Maggie frowns. “Gran has nothing to do with it.”
She isn’t quite telling the truth, though, because yesterday she called Gran to inform her of the coming trip.
“Actually, I found out something from her yesterday,” Maggie says, remembering. “Did you notice how, in the TV programme about my father, he had a scar on his neck?” The priest nods. “I always thought he got it fighting in Normandy. But the documentary showed a photo of him after the war, and the scar wasn’t there yet. I asked Gran, and it turns out he never went overseas. The war ended just after he enlisted. She says he spent a couple of years in college after that, dropped out, then met my mother and got her pregnant inside a month. Gran claims she still doesn’t understand it, but the whole thing’s pretty obvious, right? He was trying to get away from her. War, college, a wedding—whatever it took. Then my mother died giving birth to me.”
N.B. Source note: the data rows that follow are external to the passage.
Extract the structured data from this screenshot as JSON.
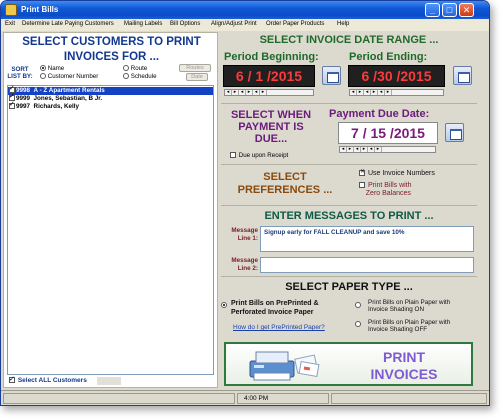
{
  "window": {
    "title": "Print Bills"
  },
  "menu": [
    "Exit",
    "Determine Late Paying Customers",
    "Mailing Labels",
    "Bill Options",
    "Align/Adjust Print",
    "Order Paper Products",
    "Help"
  ],
  "customers": {
    "title_line1": "SELECT CUSTOMERS TO PRINT",
    "title_line2": "INVOICES FOR ...",
    "sort_label": "SORT LIST BY:",
    "sort_options": [
      "Name",
      "Customer Number",
      "Route",
      "Schedule"
    ],
    "sort_selected": "Name",
    "route_button": "Routes",
    "date_button": "Date",
    "list": [
      {
        "number": "9998",
        "name": "A - Z Apartment Rentals",
        "checked": true,
        "selected": true
      },
      {
        "number": "9999",
        "name": "Jones, Sebastian, B Jr.",
        "checked": true,
        "selected": false
      },
      {
        "number": "9997",
        "name": "Richards, Kelly",
        "checked": true,
        "selected": false
      }
    ],
    "select_all_label": "Select ALL Customers"
  },
  "date_range": {
    "heading": "SELECT INVOICE DATE RANGE ...",
    "begin_label": "Period Beginning:",
    "end_label": "Period Ending:",
    "begin_date": "6 / 1 /2015",
    "end_date": "6 /30 /2015"
  },
  "payment": {
    "heading_line1": "SELECT WHEN",
    "heading_line2": "PAYMENT IS",
    "heading_line3": "DUE...",
    "due_receipt_label": "Due upon Receipt",
    "due_date_label": "Payment Due Date:",
    "due_date": "7 / 15 /2015"
  },
  "preferences": {
    "heading_line1": "SELECT",
    "heading_line2": "PREFERENCES ...",
    "use_invoice_numbers": "Use Invoice Numbers",
    "print_zero_line1": "Print Bills with",
    "print_zero_line2": "Zero Balances"
  },
  "messages": {
    "heading": "ENTER MESSAGES TO PRINT ...",
    "line1_label_a": "Message",
    "line1_label_b": "Line 1:",
    "line1_value": "Signup early for FALL CLEANUP and save 10%",
    "line2_label_a": "Message",
    "line2_label_b": "Line 2:",
    "line2_value": ""
  },
  "paper": {
    "heading": "SELECT PAPER TYPE ...",
    "opt_preprinted_line1": "Print Bills on PrePrinted &",
    "opt_preprinted_line2": "Perforated Invoice Paper",
    "opt_shading_on_line1": "Print Bills on Plain Paper with",
    "opt_shading_on_line2": "Invoice Shading ON",
    "opt_shading_off_line1": "Print Bills on Plain Paper with",
    "opt_shading_off_line2": "Invoice Shading OFF",
    "help_link": "How do I get PrePrinted Paper?"
  },
  "print_button": {
    "line1": "PRINT",
    "line2": "INVOICES"
  },
  "status": {
    "time": "4:00 PM"
  },
  "colors": {
    "title_blue": "#12388f",
    "green": "#1f6a28",
    "purple": "#6b1c7a",
    "brown": "#8a4a0d",
    "date_red": "#ff3a3a",
    "list_select": "#1542c4"
  }
}
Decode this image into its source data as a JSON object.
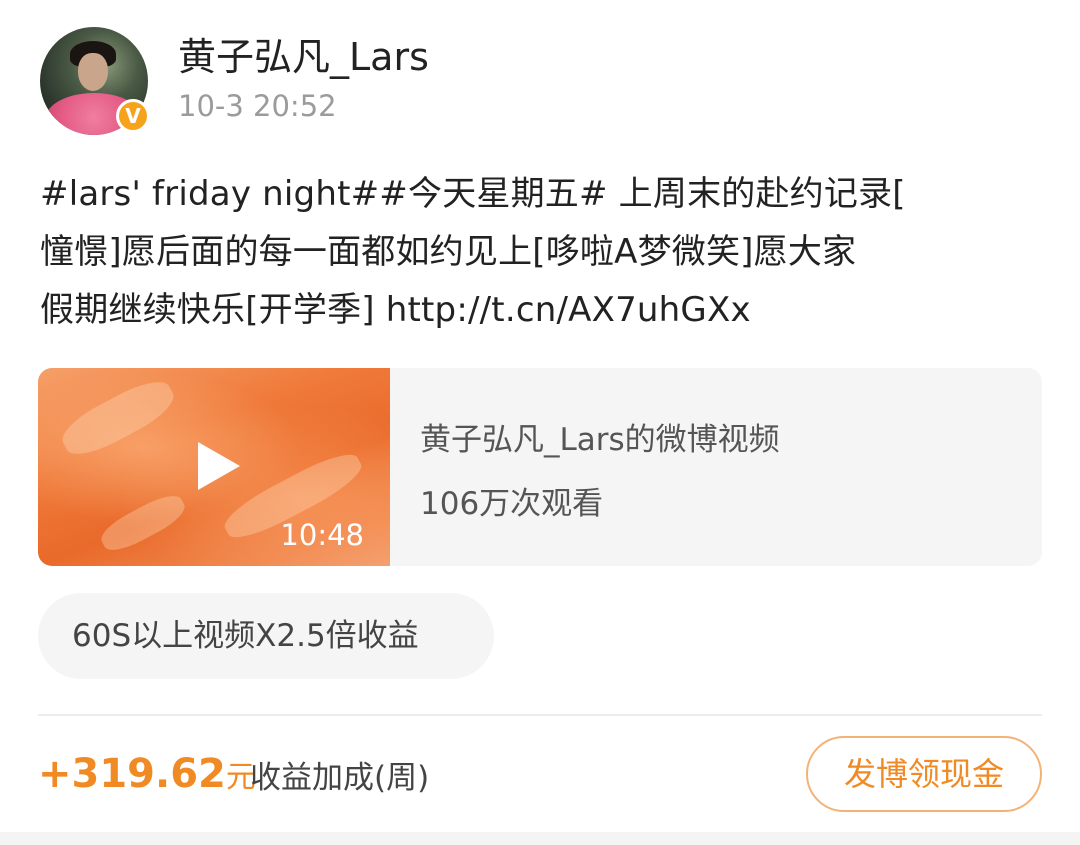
{
  "post": {
    "author": "黄子弘凡_Lars",
    "timestamp": "10-3 20:52",
    "verified_badge": "V",
    "text_line1": "#lars' friday night##今天星期五# 上周末的赴约记录[",
    "text_line2": "憧憬]愿后面的每一面都如约见上[哆啦A梦微笑]愿大家",
    "text_line3": "假期继续快乐[开学季] http://t.cn/AX7uhGXx"
  },
  "video": {
    "title": "黄子弘凡_Lars的微博视频",
    "views": "106万次观看",
    "duration": "10:48"
  },
  "bonus_tag": "60S以上视频X2.5倍收益",
  "footer": {
    "amount": "+319.62",
    "unit": "元",
    "label": "收益加成(周)",
    "button": "发博领现金"
  },
  "colors": {
    "accent": "#f08a24",
    "badge": "#f7a21b"
  },
  "icons": {
    "play": "play-icon",
    "verified": "verified-badge-icon"
  }
}
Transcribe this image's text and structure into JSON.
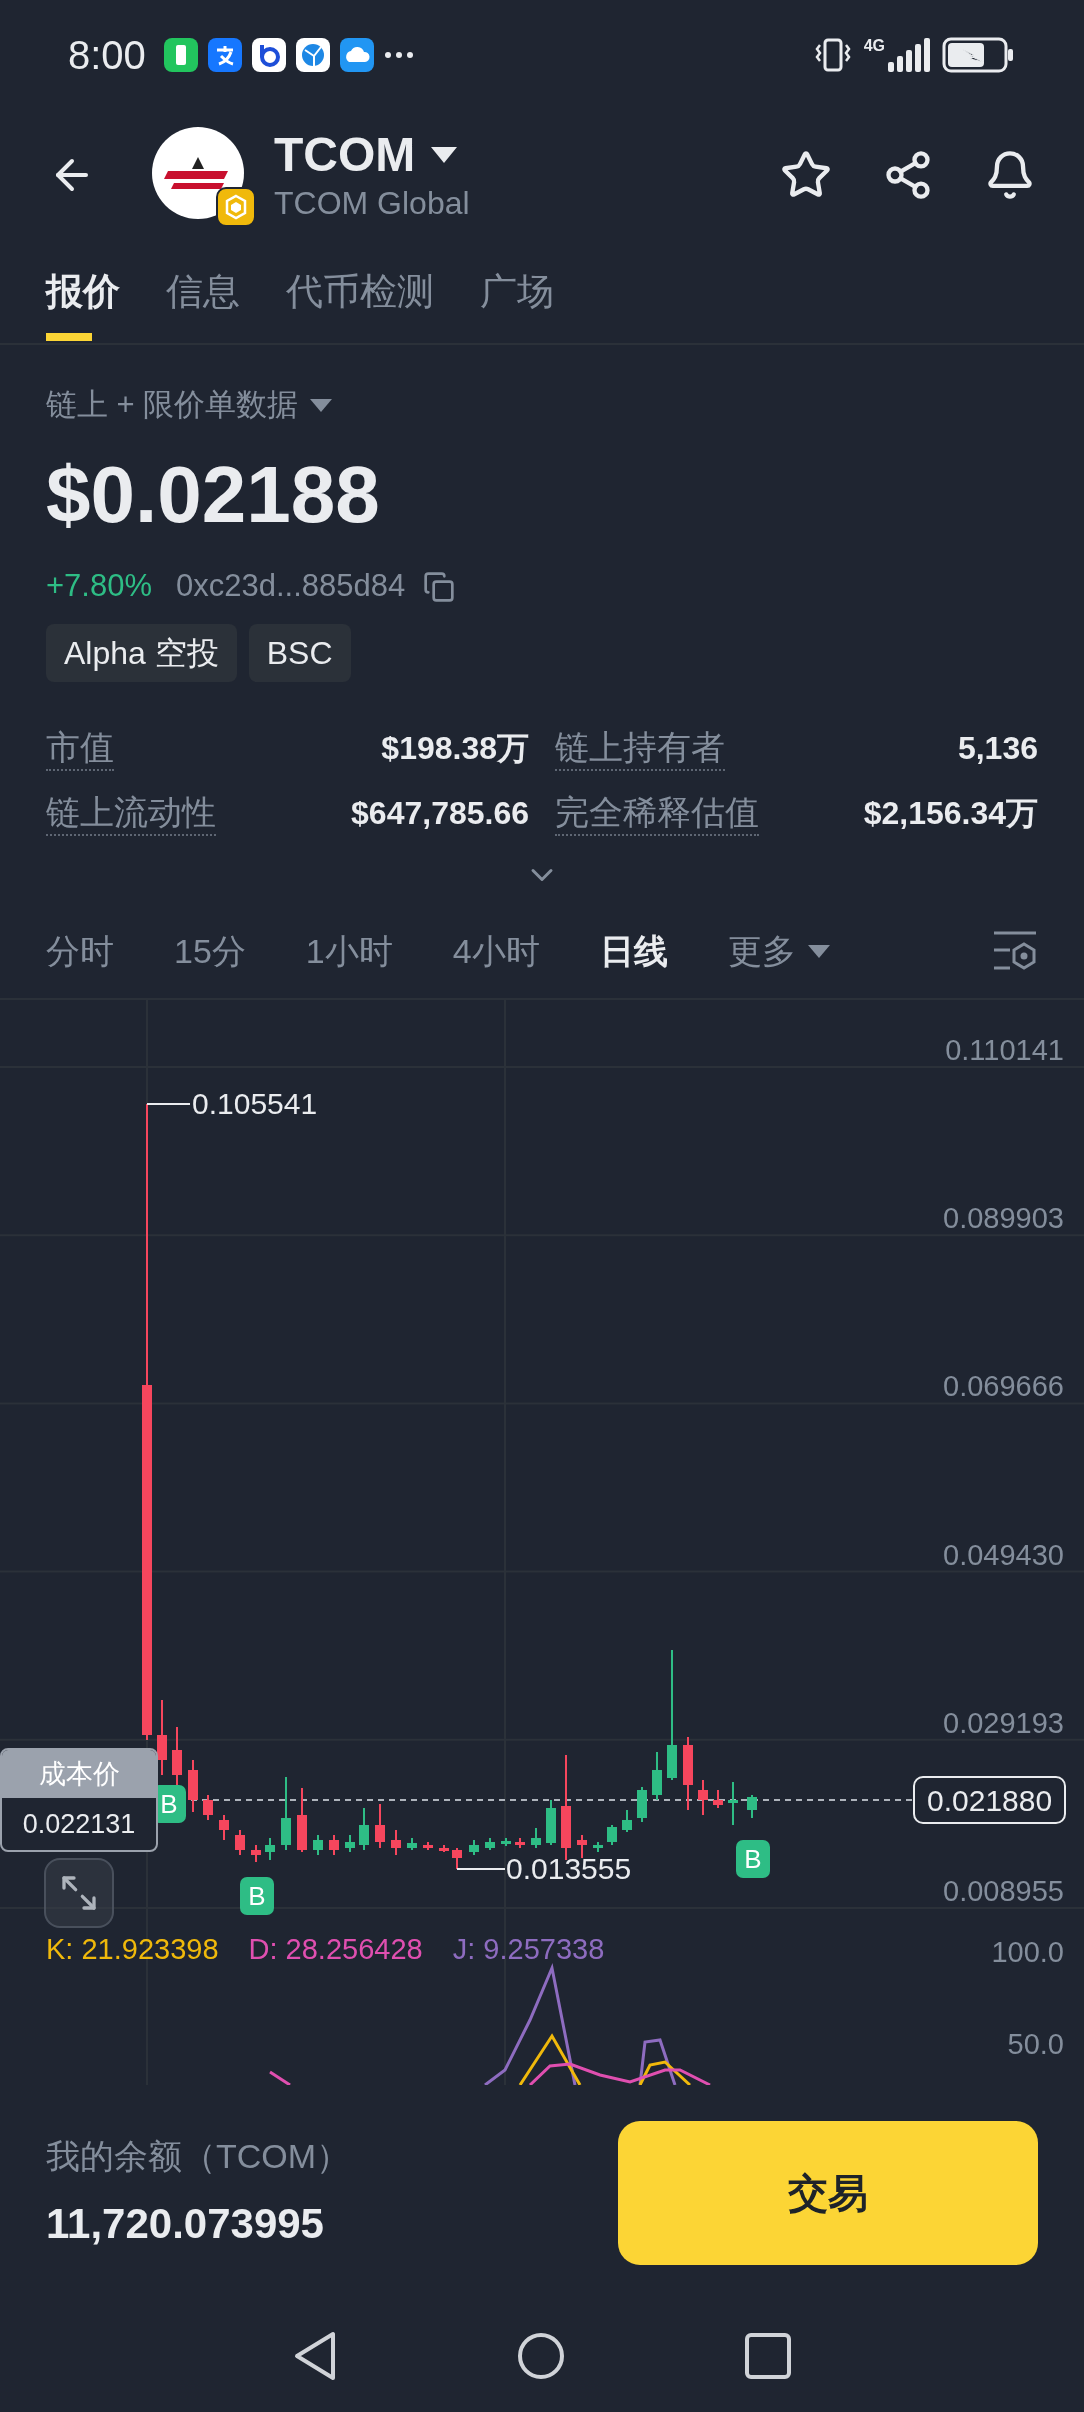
{
  "status_bar": {
    "time": "8:00",
    "network": "4G"
  },
  "header": {
    "symbol": "TCOM",
    "name": "TCOM Global"
  },
  "tabs": [
    {
      "label": "报价",
      "selected": true
    },
    {
      "label": "信息",
      "selected": false
    },
    {
      "label": "代币检测",
      "selected": false
    },
    {
      "label": "广场",
      "selected": false
    }
  ],
  "data_source": "链上 + 限价单数据",
  "price": "$0.02188",
  "change": "+7.80%",
  "contract": "0xc23d...885d84",
  "tags": [
    "Alpha 空投",
    "BSC"
  ],
  "stats": [
    {
      "label": "市值",
      "value": "$198.38万"
    },
    {
      "label": "链上持有者",
      "value": "5,136"
    },
    {
      "label": "链上流动性",
      "value": "$647,785.66"
    },
    {
      "label": "完全稀释估值",
      "value": "$2,156.34万"
    }
  ],
  "timeframes": [
    {
      "label": "分时",
      "selected": false
    },
    {
      "label": "15分",
      "selected": false
    },
    {
      "label": "1小时",
      "selected": false
    },
    {
      "label": "4小时",
      "selected": false
    },
    {
      "label": "日线",
      "selected": true
    },
    {
      "label": "更多",
      "selected": false,
      "kind": "dropdown"
    }
  ],
  "chart": {
    "y_labels": [
      "0.110141",
      "0.089903",
      "0.069666",
      "0.049430",
      "0.029193",
      "0.008955"
    ],
    "high_label": "0.105541",
    "low_label": "0.013555",
    "current_price": "0.021880",
    "cost_price": {
      "label": "成本价",
      "value": "0.022131"
    },
    "markers": [
      "B",
      "B",
      "B"
    ],
    "kdj": [
      {
        "text": "K: 21.923398",
        "color": "#f0b90b"
      },
      {
        "text": "D: 28.256428",
        "color": "#e04fb0"
      },
      {
        "text": "J: 9.257338",
        "color": "#8e6cc0"
      }
    ],
    "kdj_axis": [
      "100.0",
      "50.0"
    ]
  },
  "balance": {
    "label": "我的余额（TCOM）",
    "value": "11,720.073995"
  },
  "trade_button": "交易"
}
“You never tell me this,” says Lenka.
Maggie lifts a hand to signal that it’s all in the past and doesn’t matter now. But then why is she telling it?
“Gran said he hated me, those first years. She thinks I reminded him of my mother. More likely he figured I was going to keep him living next to Gran. Anyhow, he had a nervous breakdown. Tried to kill himself. She was looking after me next door when it happened. I don’t remember any of it.”
“Maggie, it is horrible,” says Lenka.
“She’s the one who found him. The way she described things—it must have been awful.” Gran had tripped over her words, leaving long pauses, not finishing her sentences. Gran, whose descriptions of the world were usually so pat and neatly put together. “After that, she never set foot in his house again. I always thought it was because he didn’t want her there, but she says it was her decision.” Maggie squints up at the ceiling lamp. “It’s funny—I used to think I could remember the day of my birth. I remembered what it felt like being held in my mother’s arms. This week on the phone, though, when Gran described taking me to visit him in the hospital, I realized that’s what I’ve been remembering all this time. It wasn’t my mother, it was Dad.”